Dès le Vème siècle avant J-C, les Grecs ont su en maîtriser les techniques de travail, et cet art a su atteindre dans l’Antiquité un extraordinaire degré de perfection.
Dans leur sillage, j’ai choisi de réinventer et de redécouvrir, en tant qu’artiste contemporain, le subtil jeu de surfaces brillantes, de sombres reflets et de volumes denses que seul le bronze sait décliner avec autant de bonheur. C’est l’une des raisons pour laquelle cette matière plaît d’ailleurs tant aux amateurs éclairés comme aux collectionneurs avertis.

Mais aux raisons purement esthétiques s’ajoutent également des considérations d’ordre pratique: il s’agit là d’un alliage qui se conserve parfaitement bien.

Art et technique

Je travaille parfois sur certaines œuvres presque un an. Et contrairement à ce qu’on peut croire, ce ne sont pas les plus imposantes qui nécessitent forcément le plus de temps… Je suis très exigeant sur d’infimes détails qui peuvent immédiatement donner sens ou au contraire défigurer des sculptures de format beaucoup plus petit.
Une sculpture en bronze, quel que soit son format, est toujours le produit de plusieurs étapes, nécessitant chacune un travail méticuleux de véritable artisan, où la technique et l’art sont indissociablement liés. Je vous en fais découvrir les étapes essentielles pour mieux comprendre la valeur du travail fini exécuté.

– L’Ebauche

Je pars toujours d’une Idée, qui elle-même découle d’un rêve, ou d’un désir directement inspiré par le quotidien…Puis ensuite vient le travail de l’ébauche, sous forme de dessin, d’esquisse, modifié et retravaillé.

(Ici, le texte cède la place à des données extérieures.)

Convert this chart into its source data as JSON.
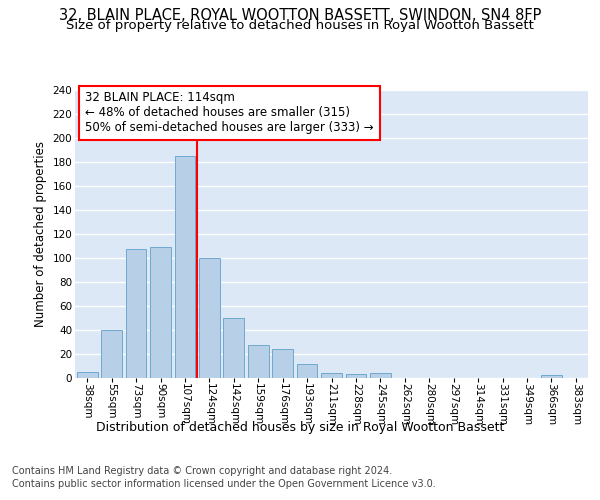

Le premier travail de sculpture se fait ensuite sur de l’argile: c’est l’étape de la matérialisation de l’ébauche, qui nécessite un moulage. Ce modèle est bien entendu de la même taille que la statue définitive qui sera ensuite réalisée.

– Le Moulage
Plusieurs paramètres décident de la meilleure technique à adopter pour le moulage.
Certaines pièces vont être traitées avec un moulage direct, au sable. D’autres le seront au moulage indirect, en utilisant la technique de la cire perdue.
Pour indication, les beaux bronzes ont souvent une épaisseur très mince, voisine d’un demi-centimètre.

– La Cuisson
Dans le cas de la technique de la cire perdue, la cire fond et s’échappe par les trous pratiqués. L’alliage en fusion est versé et vient prendre la place occupée par la cire. Après refroidissement, je dégage la statue du moule, dont la surface ressemble alors à une croûte poreuse. Il me reste donc à traiter la surface.

– Le Débarbage
C’est une étape importante puisqu’elle me permet d’effacer les inégalités et les imperfections qui résultent du travail de la fonte. Il faut longuement polir le bronze refroidi pour lui rendre son caractère métallique.

– La Ciselure
La ciselure est un travail qui demande également beaucoup de minutie, de doigté, et de sensibilité. Selon l’effet recherché de contrastes entre parties mates et parties brillantes, je lisse ou préserve au contraire l’aspect râpeux du bronze, et travaille, au burin, les détails.

– Le Patinage
C’est la touche finale, et elle nécessite autant de soin que toutes les étapes qui l’ont précédéepuisqu’on parfait le travail en recouvrant le bronze d’un vernis qui le colore. A ce titre, la sculpture est un travail qui relève d’une forme de magie et d’alchimie où je suis, sans cesse, confronté à une matière vivante dont il s’agit de dompter les résistances et de comprendre l’énergie pour tenter de lui imprimer une âme…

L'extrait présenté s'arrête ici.